As investigações apontaram que Lucas tinha cursado a Faculdade de Direito da UFJF como cotista negro, época em que bastava ao candidato se declarar como negro. Em nota oficial, a UFJF informou que Lucas ingressou na instituição no 1º semestre do ano de 2013, pelo processo seletivo de ingresso misto, pelo grupo A – destinado a candidatos com renda igual ou inferior a um salário mínimo e meio per capita familiar mensal, que tivessem cursado o ensino médio integralmente em escola pública e que se declarassem pretos, pardos ou indígenas. Lucas concluiu seu curso em 2017. Segundo a nota, à época, a instituição valia-se apenas das autodeclarações. “Quando o candidato aderia ao programa da UFJF (Pism), ele assinava um termo em que se autodeclarava pardo no ato da matrícula.

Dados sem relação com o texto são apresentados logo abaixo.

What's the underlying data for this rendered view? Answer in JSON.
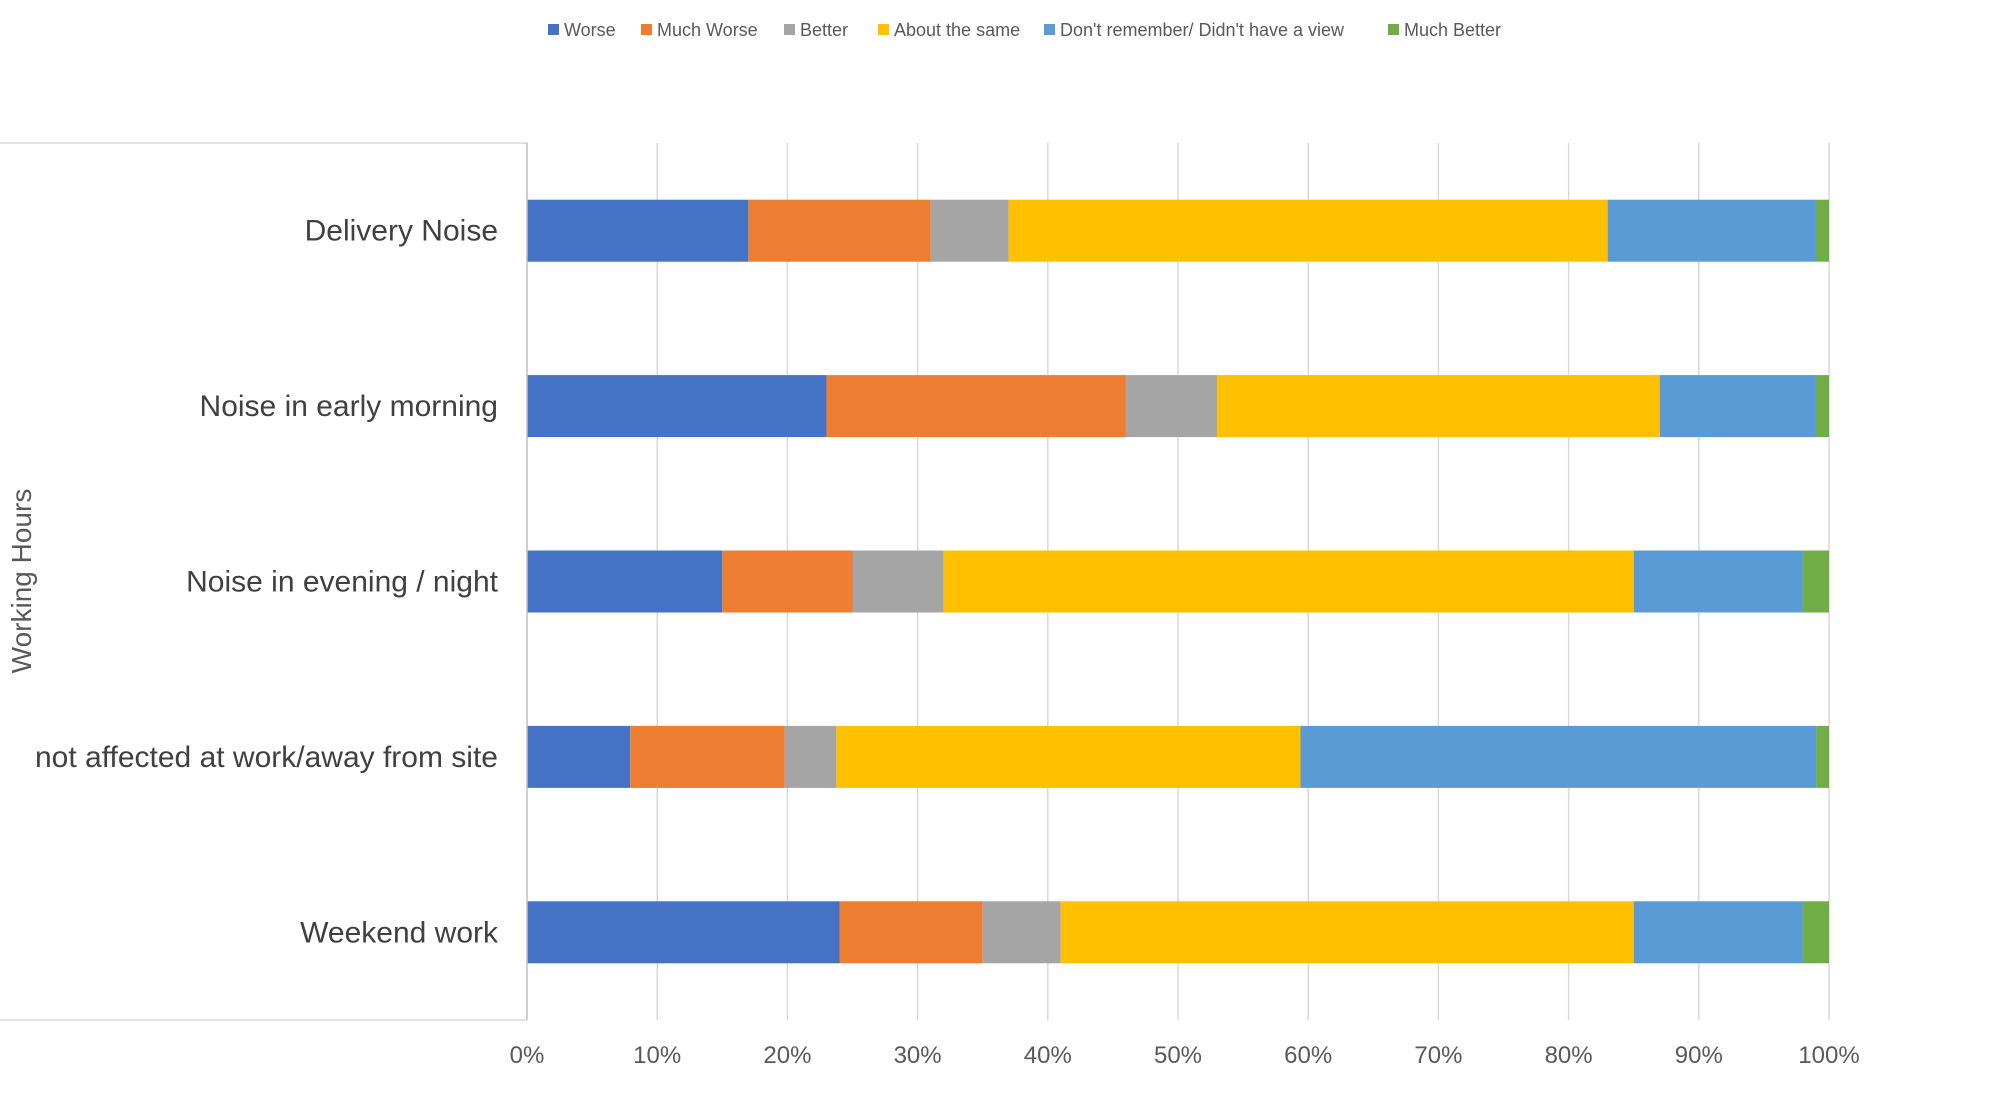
{
  "chart_data": {
    "type": "bar",
    "orientation": "horizontal",
    "stacking": "percent",
    "ylabel": "Working Hours",
    "xlim": [
      0,
      100
    ],
    "x_ticks": [
      "0%",
      "10%",
      "20%",
      "30%",
      "40%",
      "50%",
      "60%",
      "70%",
      "80%",
      "90%",
      "100%"
    ],
    "grid": true,
    "legend_position": "top",
    "categories": [
      "Delivery Noise",
      "Noise in early morning",
      "Noise in evening / night",
      "not affected at work/away from site",
      "Weekend work"
    ],
    "series": [
      {
        "name": "Worse",
        "color": "#4472C4",
        "values": [
          17,
          23,
          15,
          8,
          24
        ]
      },
      {
        "name": "Much Worse",
        "color": "#ED7D31",
        "values": [
          14,
          23,
          10,
          12,
          11
        ]
      },
      {
        "name": "Better",
        "color": "#A5A5A5",
        "values": [
          6,
          7,
          7,
          4,
          6
        ]
      },
      {
        "name": "About the same",
        "color": "#FFC000",
        "values": [
          46,
          34,
          53,
          36,
          44
        ]
      },
      {
        "name": "Don't remember/ Didn't have a view",
        "color": "#5B9BD5",
        "values": [
          16,
          12,
          13,
          40,
          13
        ]
      },
      {
        "name": "Much Better",
        "color": "#70AD47",
        "values": [
          1,
          1,
          2,
          1,
          2
        ]
      }
    ]
  }
}
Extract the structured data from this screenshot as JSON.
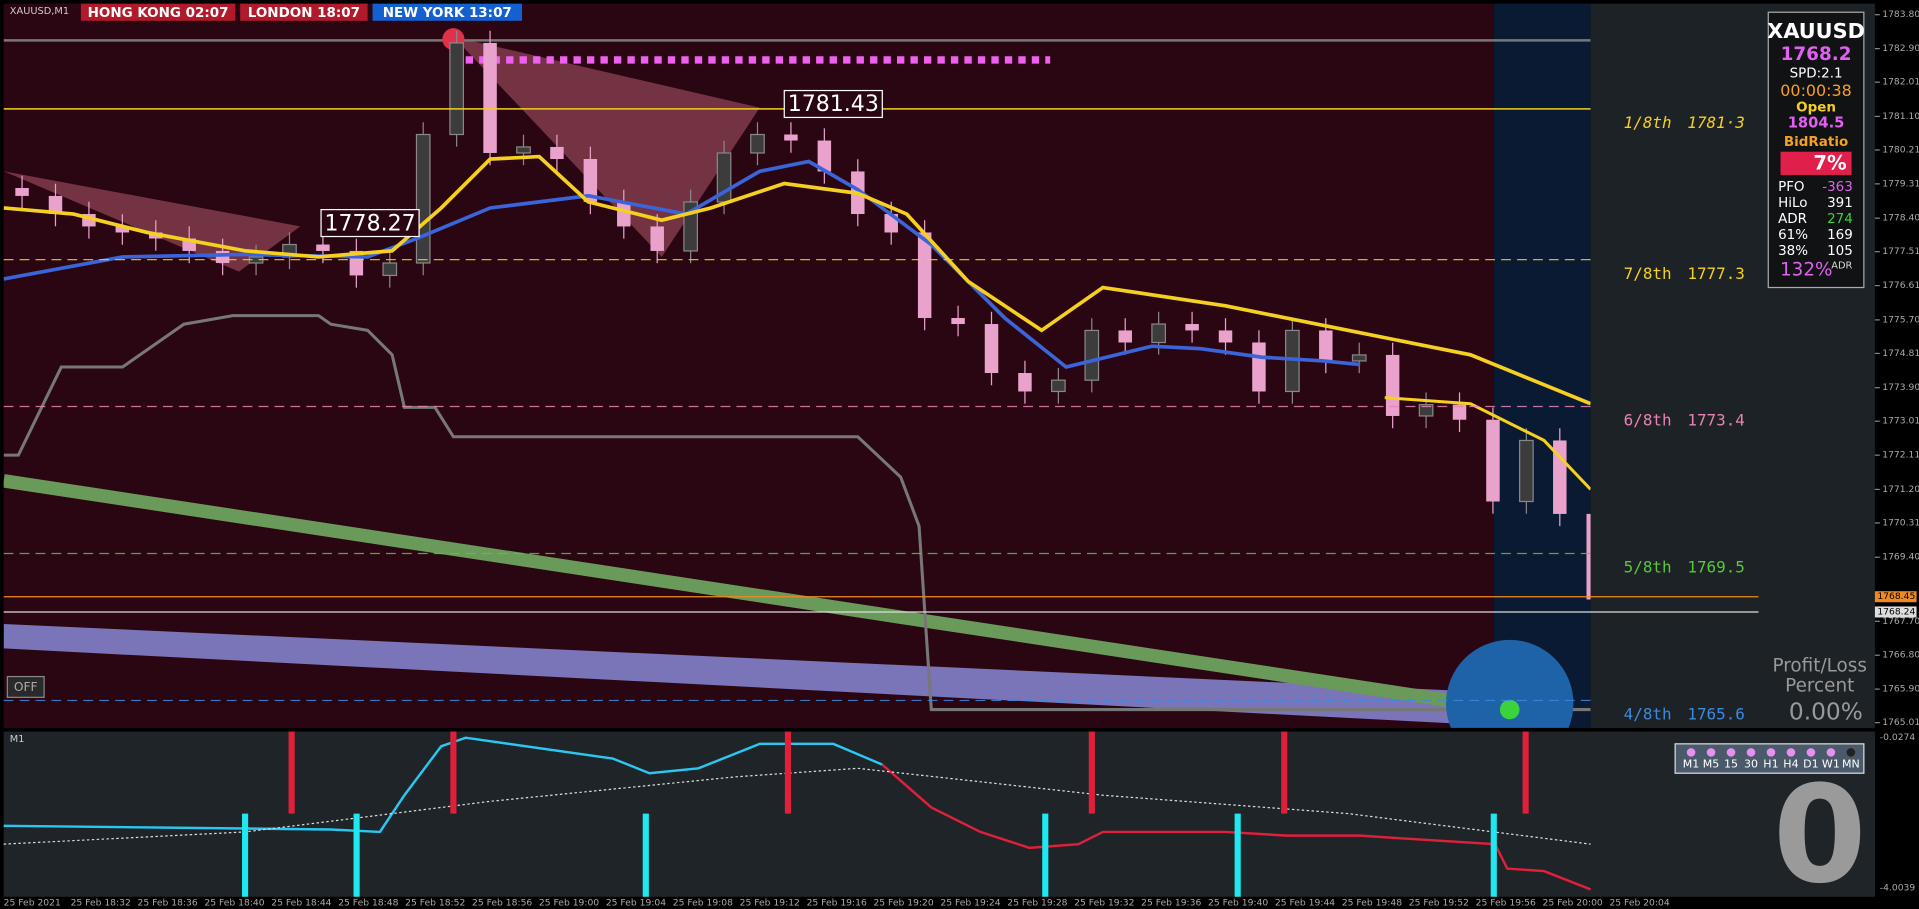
{
  "chart_data": {
    "type": "candlestick",
    "symbol": "XAUUSD,M1",
    "open": [
      1779.2,
      1778.99,
      1778.51,
      1778.18,
      1778.02,
      1777.86,
      1777.53,
      1777.21,
      1777.37,
      1777.7,
      1777.53,
      1776.88,
      1777.21,
      1780.62,
      1783.05,
      1780.13,
      1780.29,
      1779.97,
      1778.83,
      1778.18,
      1777.53,
      1778.83,
      1780.13,
      1780.62,
      1780.46,
      1779.64,
      1778.51,
      1778.02,
      1775.75,
      1775.59,
      1774.29,
      1773.8,
      1774.1,
      1775.42,
      1775.1,
      1775.59,
      1775.42,
      1775.1,
      1773.8,
      1775.42,
      1774.61,
      1774.77,
      1773.15,
      1773.45,
      1773.05,
      1770.88,
      1772.5,
      1770.55
    ],
    "close": [
      1778.99,
      1778.51,
      1778.18,
      1778.02,
      1777.86,
      1777.53,
      1777.21,
      1777.37,
      1777.7,
      1777.53,
      1776.88,
      1777.21,
      1780.62,
      1783.05,
      1780.13,
      1780.29,
      1779.97,
      1778.83,
      1778.18,
      1777.53,
      1778.83,
      1780.13,
      1780.62,
      1780.46,
      1779.64,
      1778.51,
      1778.02,
      1775.75,
      1775.59,
      1774.29,
      1773.8,
      1774.1,
      1775.42,
      1775.1,
      1775.59,
      1775.42,
      1775.1,
      1773.8,
      1775.42,
      1774.61,
      1774.77,
      1773.15,
      1773.45,
      1773.05,
      1770.88,
      1772.5,
      1770.55,
      1768.28
    ],
    "up_color": "#3c3c3c",
    "down_color": "#e8a2cc",
    "ylim": [
      1764.87,
      1784.19
    ],
    "yticks": [
      {
        "value": 1783.8,
        "label": "1783.80"
      },
      {
        "value": 1782.9,
        "label": "1782.90"
      },
      1782.01,
      {
        "value": 1781.1,
        "label": "1781.10"
      },
      1780.21,
      1779.31,
      {
        "value": 1778.4,
        "label": "1778.40"
      },
      1777.51,
      1776.61,
      {
        "value": 1775.7,
        "label": "1775.70"
      },
      1774.81,
      {
        "value": 1773.9,
        "label": "1773.90"
      },
      1773.01,
      1772.11,
      {
        "value": 1771.2,
        "label": "1771.20"
      },
      1770.31,
      {
        "value": 1769.4,
        "label": "1769.40"
      },
      {
        "value": 1767.7,
        "label": "1767.70"
      },
      {
        "value": 1766.8,
        "label": "1766.80"
      },
      {
        "value": 1765.9,
        "label": "1765.90"
      },
      1765.01
    ],
    "x_labels": [
      "25 Feb 2021",
      "25 Feb 18:32",
      "25 Feb 18:36",
      "25 Feb 18:40",
      "25 Feb 18:44",
      "25 Feb 18:48",
      "25 Feb 18:52",
      "25 Feb 18:56",
      "25 Feb 19:00",
      "25 Feb 19:04",
      "25 Feb 19:08",
      "25 Feb 19:12",
      "25 Feb 19:16",
      "25 Feb 19:20",
      "25 Feb 19:24",
      "25 Feb 19:28",
      "25 Feb 19:32",
      "25 Feb 19:36",
      "25 Feb 19:40",
      "25 Feb 19:44",
      "25 Feb 19:48",
      "25 Feb 19:52",
      "25 Feb 19:56",
      "25 Feb 20:00",
      "25 Feb 20:04"
    ],
    "levels": {
      "names": [
        "1/8th",
        "7/8th",
        "6/8th",
        "5/8th",
        "4/8th"
      ],
      "values": [
        1781.3,
        1777.3,
        1773.4,
        1769.5,
        1765.6
      ],
      "value_labels": [
        "1781·3",
        "1777.3",
        "1773.4",
        "1769.5",
        "1765.6"
      ],
      "colors": [
        "#f5d020",
        "#f5d020",
        "#e882b4",
        "#58c838",
        "#3a8ae0"
      ]
    },
    "price_labels": [
      1778.27,
      1781.43
    ],
    "current_prices": [
      1768.45,
      1768.24
    ]
  },
  "clocks": [
    "HONG KONG 02:07",
    "LONDON  18:07",
    "NEW YORK 13:07"
  ],
  "info_panel": {
    "symbol": "XAUUSD",
    "price": "1768.2",
    "spread": "SPD:2.1",
    "timer": "00:00:38",
    "open_label": "Open",
    "open": "1804.5",
    "bid_ratio_label": "BidRatio",
    "bid_ratio": "7%",
    "rows": [
      [
        "PFO",
        -363
      ],
      [
        "HiLo",
        391
      ],
      [
        "ADR",
        274
      ],
      [
        "61%",
        169
      ],
      [
        "38%",
        105
      ]
    ],
    "adr_pct": "132%",
    "adr_label": "ADR"
  },
  "off_button": "OFF",
  "profit_loss": {
    "title1": "Profit/Loss",
    "title2": "Percent",
    "value": "0.00%"
  },
  "indicator": {
    "name": "M1",
    "ylim": [
      -4.0039,
      -0.0274
    ],
    "yticks": [
      -0.0274,
      -4.0039
    ],
    "timeframes": [
      "M1",
      "M5",
      "15",
      "30",
      "H1",
      "H4",
      "D1",
      "W1",
      "MN"
    ],
    "big_value": "0"
  }
}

Esse documento se tornava legal, e a instituição o tomava como verdade.”
Desde quando essa reitoria assumiu a gestão da UFJF, foram iniciadas discussões para o estabelecimento de parâmetros para a avaliação dessa autodeclaração. Criou-se uma ouvidoria especializada e, a partir de 2018, recebeu 156 denúncias de fraudes nos processos seletivos de ingresso nos cursos de graduação, para as quais instaurou comissões de sindicância para apuração dos fatos. Destes, 67 processos foram julgados improcedentes e 12 foram encaminhados para processos administrativos, e os demais permanecem em análise. A partir dos processos seletivos para o ingresso nos cursos de graduação no ano de 2019, assim como outras universidades, a UFJF instituiu a comissão de heteroidentificação que atua no momento da matrícula dos candidatos para evitar situação como essa.
Caso isolado
Presidente da Comissão de Promoção de Igualdade Racial da OAB Juiz de Fora, Alexander Jorge Pires, entende o caso envolvendo o INSS de forma isolada. “No viés coletivo, isso não atrapalha a questão de políticas afirmativas, principalmente no tocante às cotas. O Brasil é reconhecido mundialmente como um país no qual existem problemas na igualdade de oportunidades, e o sistema de cotas vem para poder diminuir essas diferenças, fazendo um resgate histórico. Temos princípios estabelecidos pelo Estatuto da Igualdade Racial que norteiam essa questão, sendo o primeiro deles o princípio da igualdade de oportunidades, da onde vem o sistema de cotas, e o principio de dignidade de pessoa humana, que faz com que o indivíduo se autorreconheça e se declare como negro, tendo essa afirmação respeitada”, avalia.
Ele ainda destaca que, nos concursos para cargos públicos, os editais apresentam as regras do certame, que devem ser cumpridas para que a pessoa tenha o acesso por meio das cotas. “Todavia, existem esses atos unilaterais, e, enquanto OAB, temos o entendimento de que esses princípios sagrados defendidos na Constituição como igualdade de oportunidade e dignidade de pessoa humana devem ser respeitados e, inclusive, mais explorados a fim de diminuir as diferenças existentes no Brasil.”